Svantaggio professionale. Sul fronte professionale i problemi delle donne sono maggiori di quelli degli uomini. Monica Bettoni ricorda i suoi esordi al pronto soccorso del San Donato: «Era il 1977 e io ero la prima dottoressa impiegata in quel servizio e una domanda che mi rivolgevano spesso i pazienti era: dov’è il dottore? Cosa che mi faceva arrabbiare moltissimo. Adesso il nostro settore vede una presenza altissima di donne. Potrei dire che le donne studiano di più e vincono più concorsi. Ma molti problemi sono rimasti. Una dottoressa è costretta a fare i conti con i problemi di ogni donna: figli, casa, anziani da gestire. Solo che lo fa con turni di lavoro che non distinguono i sabati e le domeniche,
la notte e il giorno, il Natale e la Pasqua. E non è facile. Non penso all’accesso alla professione ma alla carriera – continua –: la tentazione a rinunciare per tenere tutto in equilibrio è forte. Alla possibile rinuncia si somma un atteggiamento non dichiarato ma spesso praticato e cioè che a parità di professionalità, è meglio far avanzare un uomo piuttosto che una donna».

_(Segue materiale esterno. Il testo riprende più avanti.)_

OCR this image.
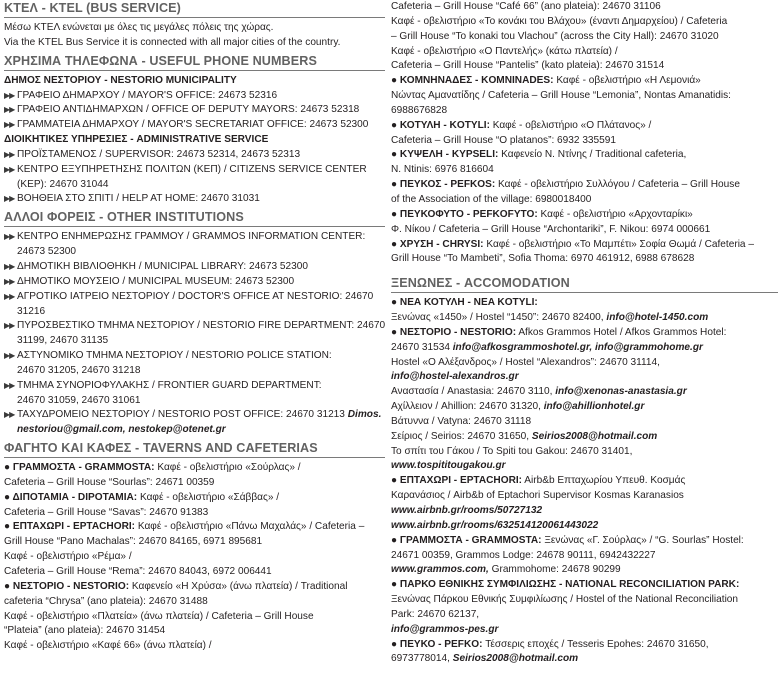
ΚΤΕΛ - KTEL (BUS SERVICE)
Μέσω ΚΤΕΛ ενώνεται με όλες τις μεγάλες πόλεις της χώρας.
Via the KTEL Bus Service it is connected with all major cities of the country.
ΧΡΗΣΙΜΑ ΤΗΛΕΦΩΝΑ - USEFUL PHONE NUMBERS
ΔΗΜΟΣ ΝΕΣΤΟΡΙΟΥ - NESTORIO MUNICIPALITY
▶▶ ΓΡΑΦΕΙΟ ΔΗΜΑΡΧΟΥ / MAYOR'S OFFICE: 24673 52316
▶▶ ΓΡΑΦΕΙΟ ΑΝΤΙΔΗΜΑΡΧΩΝ / OFFICE OF DEPUTY MAYORS: 24673 52318
▶▶ ΓΡΑΜΜΑΤΕΙΑ ΔΗΜΑΡΧΟΥ / MAYOR'S SECRETARIAT OFFICE: 24673 52300
ΔΙΟΙΚΗΤΙΚΕΣ ΥΠΗΡΕΣΙΕΣ - ADMINISTRATIVE SERVICE
▶▶ ΠΡΟΪΣΤΑΜΕΝΟΣ / SUPERVISOR: 24673 52314, 24673 52313
▶▶ ΚΕΝΤΡΟ ΕΞΥΠΗΡΕΤΗΣΗΣ ΠΟΛΙΤΩΝ (ΚΕΠ) / CITIZENS SERVICE CENTER
(ΚΕΡ): 24670 31044
▶▶ ΒΟΗΘΕΙΑ ΣΤΟ ΣΠΙΤΙ / HELP AT HOME: 24670 31031
ΑΛΛΟΙ ΦΟΡΕΙΣ - OTHER INSTITUTIONS
▶▶ ΚΕΝΤΡΟ ΕΝΗΜΕΡΩΣΗΣ ΓΡΑΜΜΟΥ / GRAMMOS INFORMATION CENTER:
24673 52300
▶▶ ΔΗΜΟΤΙΚΗ ΒΙΒΛΙΟΘΗΚΗ / MUNICIPAL LIBRARY: 24673 52300
▶▶ ΔΗΜΟΤΙΚΟ ΜΟΥΣΕΙΟ / MUNICIPAL MUSEUM: 24673 52300
▶▶ ΑΓΡΟΤΙΚΟ ΙΑΤΡΕΙΟ ΝΕΣΤΟΡΙΟΥ / DOCTOR'S OFFICE AT NESTORIO: 24670
31216
▶▶ ΠΥΡΟΣΒΕΣΤΙΚΟ ΤΜΗΜΑ ΝΕΣΤΟΡΙΟΥ / NESTORIO FIRE DEPARTMENT: 24670
31199, 24670 31135
▶▶ ΑΣΤΥΝΟΜΙΚΟ ΤΜΗΜΑ ΝΕΣΤΟΡΙΟΥ / NESTORIO POLICE STATION:
24670 31205, 24670 31218
▶▶ ΤΜΗΜΑ ΣΥΝΟΡΙΟΦΥΛΑΚΗΣ / FRONTIER GUARD DEPARTMENT:
24670 31059, 24670 31061
▶▶ ΤΑΧΥΔΡΟΜΕΙΟ ΝΕΣΤΟΡΙΟΥ / NESTORIO POST OFFICE: 24670 31213 Dimos.
nestoriou@gmail.com, nestokep@otenet.gr
ΦΑΓΗΤΟ ΚΑΙ ΚΑΦΕΣ - TAVERNS AND CAFETERIAS
● ΓΡΑΜΜΟΣΤΑ - GRAMMOSTA: Καφέ - οβελιστήριο «Σούρλας» /
Cafeteria – Grill House “Sourlas”: 24671 00359
● ΔΙΠΟΤΑΜΙΑ - DIPOTAMIA: Καφέ - οβελιστήριο «Σάββας» /
Cafeteria – Grill House “Savas”: 24670 91383
● ΕΠΤΑΧΩΡΙ - EPTACHORI: Καφέ - οβελιστήριο «Πάνω Μαχαλάς» / Cafeteria –
Grill House “Pano Machalas”: 24670 84165, 6971 895681
Καφέ - οβελιστήριο «Ρέμα» /
Cafeteria – Grill House “Rema”: 24670 84043, 6972 006441
● ΝΕΣΤΟΡΙΟ - NESTORIO: Καφενείο «Η Χρύσα» (άνω πλατεία) / Traditional
cafeteria “Chrysa” (ano plateia): 24670 31488
Καφέ - οβελιστήριο «Πλατεία» (άνω πλατεία) / Cafeteria – Grill House
“Plateia” (ano plateia): 24670 31454
Καφέ - οβελιστήριο «Καφέ 66» (άνω πλατεία) /
Cafeteria – Grill House “Café 66” (ano plateia): 24670 31106
Καφέ - οβελιστήριο «Το κονάκι του Βλάχου» (έναντι Δημαρχείου) / Cafeteria
– Grill House “To konaki tou Vlachou” (across the City Hall): 24670 31020
Καφέ - οβελιστήριο «Ο Παντελής» (κάτω πλατεία) /
Cafeteria – Grill House “Pantelis” (kato plateia): 24670 31514
● ΚΟΜΝΗΝΑΔΕΣ - KOMNINADES: Καφέ - οβελιστήριο «Η Λεμονιά»
Νώντας Αμανατίδης / Cafeteria – Grill House “Lemonia”, Nontas Amanatidis:
6988676828
● ΚΟΤΥΛΗ - KOTYLI: Καφέ - οβελιστήριο «Ο Πλάτανος» /
Cafeteria – Grill House “O platanos”: 6932 335591
● ΚΥΨΕΛΗ - KYPSELI: Καφενείο Ν. Ντίνης / Traditional cafeteria,
N. Ntinis: 6976 816604
● ΠΕΥΚΟΣ - PEFKOS: Καφέ - οβελιστήριο Συλλόγου / Cafeteria – Grill House
of the Association of the village: 6980018400
● ΠΕΥΚΟΦΥΤΟ - PEFKOFYTO: Καφέ - οβελιστήριο «Αρχονταρίκι»
Φ. Νίκου / Cafeteria – Grill House “Archontariki”, F. Nikou: 6974 000661
● ΧΡΥΣΗ - CHRYSI: Καφέ - οβελιστήριο «Το Μαμπέτι» Σοφία Θωμά / Cafeteria –
Grill House “To Mambeti”, Sofia Thoma: 6970 461912, 6988 678628
ΞΕΝΩΝΕΣ - ACCOMODATION
● ΝΕΑ ΚΟΤΥΛΗ - NEA KOTYLI:
Ξενώνας «1450» / Hostel “1450”: 24670 82400, info@hotel-1450.com
● ΝΕΣΤΟΡΙΟ - NESTORIO: Afkos Grammos Hotel / Afkos Grammos Hotel:
24670 31534 info@afkosgrammoshotel.gr, info@grammohome.gr
Hostel «Ο Αλέξανδρος» / Hostel “Alexandros”: 24670 31114,
info@hostel-alexandros.gr
Αναστασία / Anastasia: 24670 3110, info@xenonas-anastasia.gr
Αχίλλειον / Ahillion: 24670 31320, info@ahillionhotel.gr
Βάτυννα / Vatyna: 24670 31118
Σείριος / Seirios: 24670 31650, Seirios2008@hotmail.com
Το σπίτι του Γάκου / To Spiti tou Gakou: 24670 31401,
www.tospititougakou.gr
● ΕΠΤΑΧΩΡΙ - EPTACHORI: Airb&b Επταχωρίου Υπευθ. Κοσμάς
Καρανάσιος / Airb&b of Eptachori Supervisor Kosmas Karanasios
www.airbnb.gr/rooms/50727132
www.airbnb.gr/rooms/632514120061443022
● ΓΡΑΜΜΟΣΤΑ - GRAMMOSTA: Ξενώνας «Γ. Σούρλας» / “G. Sourlas” Hostel:
24671 00359, Grammos Lodge: 24678 90111, 6942432227
www.grammos.com, Grammohome: 24678 90299
● ΠΑΡΚΟ ΕΘΝΙΚΗΣ ΣΥΜΦΙΛΙΩΣΗΣ - NATIONAL RECONCILIATION PARK:
Ξενώνας Πάρκου Εθνικής Συμφιλίωσης / Hostel of the National Reconciliation
Park: 24670 62137,
info@grammos-pes.gr
● ΠΕΥΚΟ - PEFKO: Τέσσερις εποχές / Tesseris Epohes: 24670 31650,
6973778014, Seirios2008@hotmail.com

Poche motivazioni. Davanti agli occhi di una professionista che ha unito lavoro, famiglia e politica, c’è anche un calo delle motivazioni. «La mia generazione ha iniziato a lavorare sulla scia della riforma sanitaria, quando valori e ideali da applicare alla professione erano molto sentiti. Sentivamo una forte spinta nel lavoro, nello sforzo quotidiano di applicare la riforma. Oggi queste motivazioni mi appaiono fortemente indebolite». Lo afferma una pensionata che durante l’emergenza Covid si è resa disponibile a lavorare negli ospedali del Nord Italia da volontaria. Una scelta che le ha fruttato il titolo di cavaliere della Repubblica consegnato dal presidente Mattarella. «L’ho sentita come un dovere etico ma sono consapevole che gli anni Settanta e Ottanta sono lontani. Non mancano solo i soldi e i professionisti. Probabilmente manca anche una visione ideale e politica sul valore della salute e di tutti i diritti essenziali».